Una de las ventajas clave de la malla plegada de poliéster sobre los medios desechables es su facilidad de limpieza. La malla plegada de poliéster limpiada adecuadamente se puede reutilizar de 5 a 8 veces con menos del 20 % de pérdida del caudal inicial. . El protocolo de limpieza correcto varía según el contaminante:
No limpie la malla doblada de poliéster en ácidos fuertes, bases fuertes o a temperaturas superiores a 80°C. Después de la limpieza, inspeccione si hay agujeros sosteniendo la malla frente a una fuente de luz; reemplace cualquier filtro con tres o más orificios o cualquier desgarro de más de 2 mm . Seguimiento de los ciclos de reutilización; deséchelo después de la octava limpieza independientemente de su apariencia, ya que la fatiga acumulativa reduce la resistencia al estallido en aproximadamente un 10 % por ciclo de limpieza.

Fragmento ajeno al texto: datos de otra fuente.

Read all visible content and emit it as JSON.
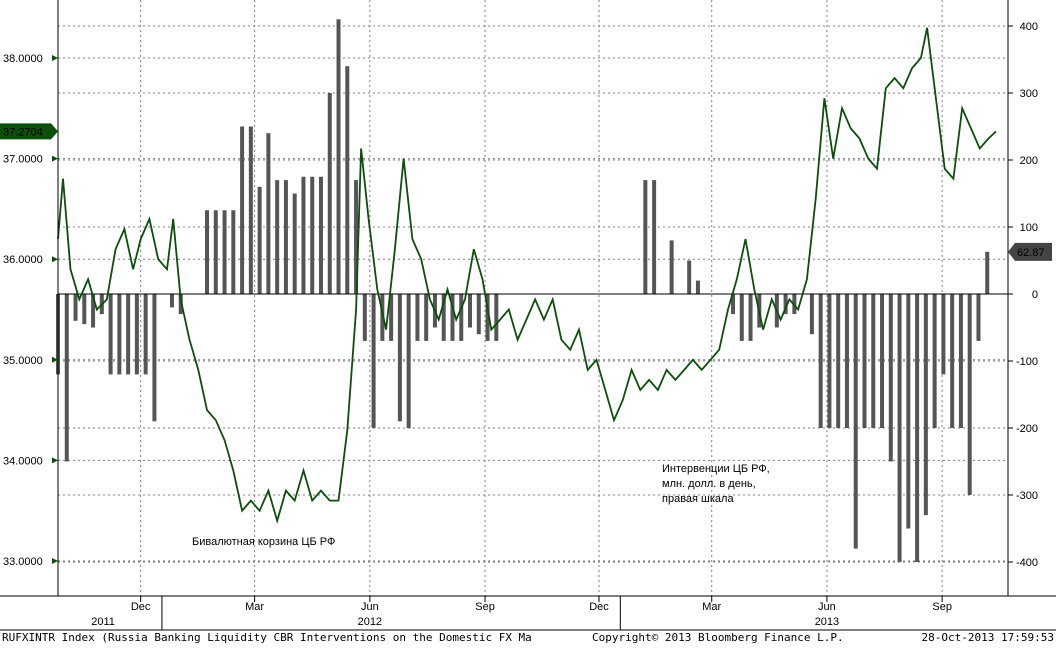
{
  "chart_data": {
    "type": "line+bar",
    "left_axis": {
      "ylim": [
        32.85,
        38.4
      ],
      "ticks": [
        "33.0000",
        "34.0000",
        "35.0000",
        "36.0000",
        "37.0000",
        "38.0000"
      ],
      "tick_values": [
        33,
        34,
        35,
        36,
        37,
        38
      ],
      "current_value_label": "37.2704",
      "current_value": 37.2704
    },
    "right_axis": {
      "ylim": [
        -440,
        408
      ],
      "ticks": [
        "400",
        "300",
        "200",
        "100",
        "0",
        "-100",
        "-200",
        "-300",
        "-400"
      ],
      "tick_values": [
        400,
        300,
        200,
        100,
        0,
        -100,
        -200,
        -300,
        -400
      ],
      "current_value_label": "62.87",
      "current_value": 62.87
    },
    "x_axis": {
      "start": "2011-10-10",
      "end": "2013-10-28",
      "month_ticks": [
        "Dec",
        "Mar",
        "Jun",
        "Sep",
        "Dec",
        "Mar",
        "Jun",
        "Sep"
      ],
      "month_tick_dates": [
        "2011-12-15",
        "2012-03-15",
        "2012-06-15",
        "2012-09-15",
        "2012-12-15",
        "2013-03-15",
        "2013-06-15",
        "2013-09-15"
      ],
      "year_labels": [
        "2011",
        "2012",
        "2013"
      ],
      "year_label_dates": [
        "2011-11-15",
        "2012-06-15",
        "2013-06-15"
      ]
    },
    "grid": true,
    "annotations": {
      "basket": "Бивалютная корзина ЦБ РФ",
      "interventions": [
        "Интервенции ЦБ РФ,",
        "млн. долл. в день,",
        "правая шкала"
      ]
    },
    "basket_series": [
      [
        "2011-10-10",
        36.2
      ],
      [
        "2011-10-14",
        36.8
      ],
      [
        "2011-10-20",
        35.9
      ],
      [
        "2011-10-27",
        35.6
      ],
      [
        "2011-11-03",
        35.8
      ],
      [
        "2011-11-10",
        35.5
      ],
      [
        "2011-11-18",
        35.6
      ],
      [
        "2011-11-25",
        36.1
      ],
      [
        "2011-12-02",
        36.3
      ],
      [
        "2011-12-09",
        35.9
      ],
      [
        "2011-12-15",
        36.2
      ],
      [
        "2011-12-22",
        36.4
      ],
      [
        "2011-12-29",
        36.0
      ],
      [
        "2012-01-05",
        35.9
      ],
      [
        "2012-01-10",
        36.4
      ],
      [
        "2012-01-16",
        35.6
      ],
      [
        "2012-01-23",
        35.2
      ],
      [
        "2012-01-30",
        34.9
      ],
      [
        "2012-02-06",
        34.5
      ],
      [
        "2012-02-13",
        34.4
      ],
      [
        "2012-02-20",
        34.2
      ],
      [
        "2012-02-27",
        33.9
      ],
      [
        "2012-03-05",
        33.5
      ],
      [
        "2012-03-12",
        33.6
      ],
      [
        "2012-03-19",
        33.5
      ],
      [
        "2012-03-26",
        33.7
      ],
      [
        "2012-04-02",
        33.4
      ],
      [
        "2012-04-09",
        33.7
      ],
      [
        "2012-04-16",
        33.6
      ],
      [
        "2012-04-23",
        33.9
      ],
      [
        "2012-04-30",
        33.6
      ],
      [
        "2012-05-07",
        33.7
      ],
      [
        "2012-05-14",
        33.6
      ],
      [
        "2012-05-21",
        33.6
      ],
      [
        "2012-05-28",
        34.3
      ],
      [
        "2012-06-04",
        35.5
      ],
      [
        "2012-06-08",
        37.1
      ],
      [
        "2012-06-14",
        36.4
      ],
      [
        "2012-06-21",
        35.7
      ],
      [
        "2012-06-28",
        35.3
      ],
      [
        "2012-07-05",
        36.1
      ],
      [
        "2012-07-12",
        37.0
      ],
      [
        "2012-07-19",
        36.2
      ],
      [
        "2012-07-26",
        36.0
      ],
      [
        "2012-08-02",
        35.6
      ],
      [
        "2012-08-09",
        35.4
      ],
      [
        "2012-08-16",
        35.7
      ],
      [
        "2012-08-23",
        35.4
      ],
      [
        "2012-08-30",
        35.6
      ],
      [
        "2012-09-06",
        36.1
      ],
      [
        "2012-09-13",
        35.8
      ],
      [
        "2012-09-20",
        35.3
      ],
      [
        "2012-09-27",
        35.4
      ],
      [
        "2012-10-04",
        35.5
      ],
      [
        "2012-10-11",
        35.2
      ],
      [
        "2012-10-18",
        35.4
      ],
      [
        "2012-10-25",
        35.6
      ],
      [
        "2012-11-01",
        35.4
      ],
      [
        "2012-11-08",
        35.6
      ],
      [
        "2012-11-15",
        35.2
      ],
      [
        "2012-11-22",
        35.1
      ],
      [
        "2012-11-29",
        35.3
      ],
      [
        "2012-12-06",
        34.9
      ],
      [
        "2012-12-13",
        35.0
      ],
      [
        "2012-12-20",
        34.7
      ],
      [
        "2012-12-27",
        34.4
      ],
      [
        "2013-01-03",
        34.6
      ],
      [
        "2013-01-10",
        34.9
      ],
      [
        "2013-01-17",
        34.7
      ],
      [
        "2013-01-24",
        34.8
      ],
      [
        "2013-01-31",
        34.7
      ],
      [
        "2013-02-07",
        34.9
      ],
      [
        "2013-02-14",
        34.8
      ],
      [
        "2013-02-21",
        34.9
      ],
      [
        "2013-02-28",
        35.0
      ],
      [
        "2013-03-07",
        34.9
      ],
      [
        "2013-03-14",
        35.0
      ],
      [
        "2013-03-21",
        35.1
      ],
      [
        "2013-03-28",
        35.5
      ],
      [
        "2013-04-04",
        35.8
      ],
      [
        "2013-04-11",
        36.2
      ],
      [
        "2013-04-18",
        35.7
      ],
      [
        "2013-04-25",
        35.3
      ],
      [
        "2013-05-02",
        35.6
      ],
      [
        "2013-05-09",
        35.4
      ],
      [
        "2013-05-16",
        35.6
      ],
      [
        "2013-05-23",
        35.5
      ],
      [
        "2013-05-30",
        35.8
      ],
      [
        "2013-06-06",
        36.6
      ],
      [
        "2013-06-13",
        37.6
      ],
      [
        "2013-06-20",
        37.0
      ],
      [
        "2013-06-27",
        37.5
      ],
      [
        "2013-07-04",
        37.3
      ],
      [
        "2013-07-11",
        37.2
      ],
      [
        "2013-07-18",
        37.0
      ],
      [
        "2013-07-25",
        36.9
      ],
      [
        "2013-08-01",
        37.7
      ],
      [
        "2013-08-08",
        37.8
      ],
      [
        "2013-08-15",
        37.7
      ],
      [
        "2013-08-22",
        37.9
      ],
      [
        "2013-08-29",
        38.0
      ],
      [
        "2013-09-03",
        38.3
      ],
      [
        "2013-09-10",
        37.6
      ],
      [
        "2013-09-17",
        36.9
      ],
      [
        "2013-09-24",
        36.8
      ],
      [
        "2013-10-01",
        37.5
      ],
      [
        "2013-10-08",
        37.3
      ],
      [
        "2013-10-15",
        37.1
      ],
      [
        "2013-10-22",
        37.2
      ],
      [
        "2013-10-28",
        37.27
      ]
    ],
    "interventions_series": [
      [
        "2011-10-10",
        -120
      ],
      [
        "2011-10-17",
        -250
      ],
      [
        "2011-10-24",
        -40
      ],
      [
        "2011-10-31",
        -45
      ],
      [
        "2011-11-07",
        -50
      ],
      [
        "2011-11-14",
        -30
      ],
      [
        "2011-11-21",
        -120
      ],
      [
        "2011-11-28",
        -120
      ],
      [
        "2011-12-05",
        -120
      ],
      [
        "2011-12-12",
        -120
      ],
      [
        "2011-12-19",
        -120
      ],
      [
        "2011-12-26",
        -190
      ],
      [
        "2012-01-09",
        -20
      ],
      [
        "2012-01-16",
        -30
      ],
      [
        "2012-01-23",
        0
      ],
      [
        "2012-01-30",
        0
      ],
      [
        "2012-02-06",
        125
      ],
      [
        "2012-02-13",
        125
      ],
      [
        "2012-02-20",
        125
      ],
      [
        "2012-02-27",
        125
      ],
      [
        "2012-03-05",
        250
      ],
      [
        "2012-03-12",
        250
      ],
      [
        "2012-03-19",
        160
      ],
      [
        "2012-03-26",
        240
      ],
      [
        "2012-04-02",
        170
      ],
      [
        "2012-04-09",
        170
      ],
      [
        "2012-04-16",
        150
      ],
      [
        "2012-04-23",
        175
      ],
      [
        "2012-04-30",
        175
      ],
      [
        "2012-05-07",
        175
      ],
      [
        "2012-05-14",
        300
      ],
      [
        "2012-05-21",
        410
      ],
      [
        "2012-05-28",
        340
      ],
      [
        "2012-06-04",
        170
      ],
      [
        "2012-06-11",
        -70
      ],
      [
        "2012-06-18",
        -200
      ],
      [
        "2012-06-25",
        -70
      ],
      [
        "2012-07-02",
        -70
      ],
      [
        "2012-07-09",
        -190
      ],
      [
        "2012-07-16",
        -200
      ],
      [
        "2012-07-23",
        -70
      ],
      [
        "2012-07-30",
        -70
      ],
      [
        "2012-08-06",
        -50
      ],
      [
        "2012-08-13",
        -70
      ],
      [
        "2012-08-20",
        -70
      ],
      [
        "2012-08-27",
        -70
      ],
      [
        "2012-09-03",
        -50
      ],
      [
        "2012-09-10",
        -60
      ],
      [
        "2012-09-17",
        -70
      ],
      [
        "2012-09-24",
        -70
      ],
      [
        "2013-01-21",
        170
      ],
      [
        "2013-01-28",
        170
      ],
      [
        "2013-02-11",
        80
      ],
      [
        "2013-02-25",
        50
      ],
      [
        "2013-03-04",
        20
      ],
      [
        "2013-04-01",
        -30
      ],
      [
        "2013-04-08",
        -70
      ],
      [
        "2013-04-15",
        -70
      ],
      [
        "2013-04-22",
        -50
      ],
      [
        "2013-05-06",
        -50
      ],
      [
        "2013-05-13",
        -30
      ],
      [
        "2013-05-20",
        -30
      ],
      [
        "2013-06-03",
        -60
      ],
      [
        "2013-06-10",
        -200
      ],
      [
        "2013-06-17",
        -200
      ],
      [
        "2013-06-24",
        -200
      ],
      [
        "2013-07-01",
        -200
      ],
      [
        "2013-07-08",
        -380
      ],
      [
        "2013-07-15",
        -200
      ],
      [
        "2013-07-22",
        -200
      ],
      [
        "2013-07-29",
        -200
      ],
      [
        "2013-08-05",
        -250
      ],
      [
        "2013-08-12",
        -400
      ],
      [
        "2013-08-19",
        -350
      ],
      [
        "2013-08-26",
        -400
      ],
      [
        "2013-09-02",
        -330
      ],
      [
        "2013-09-09",
        -200
      ],
      [
        "2013-09-16",
        -120
      ],
      [
        "2013-09-23",
        -200
      ],
      [
        "2013-09-30",
        -200
      ],
      [
        "2013-10-07",
        -300
      ],
      [
        "2013-10-14",
        -70
      ],
      [
        "2013-10-21",
        63
      ]
    ]
  },
  "footer": {
    "left": "RUFXINTR Index (Russia Banking Liquidity CBR Interventions on the Domestic FX Ma",
    "center": "Copyright© 2013 Bloomberg Finance L.P.",
    "right": "28-Oct-2013  17:59:53"
  },
  "colors": {
    "line": "#0b4f0b",
    "bars": "#555555",
    "left_tag": "#0b4f0b",
    "right_tag": "#444444",
    "grid": "#7f7f7f"
  }
}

Especifique los siguientes documentos de control de calidad al comprar malla plegada de poliéster para aplicaciones críticas:
Para aplicaciones reguladas por la FDA (alimentos, bebidas, productos farmacéuticos), se requiere un certificado de cumplimiento con 21 CFR 177.1630 y un certificado de análisis para cada lote de producción que demuestre que no hay extraíbles superiores a 50 ppm. Para agua potable, requiera certificación NSF/ANSI 61. Los proveedores que no puedan proporcionar estos documentos deben ser descalificados independientemente del precio: la malla plegada de poliéster no certificada puede lixiviar catalizadores de antimonio o productos de degradación de acetaldehído en flujos de proceso sensibles.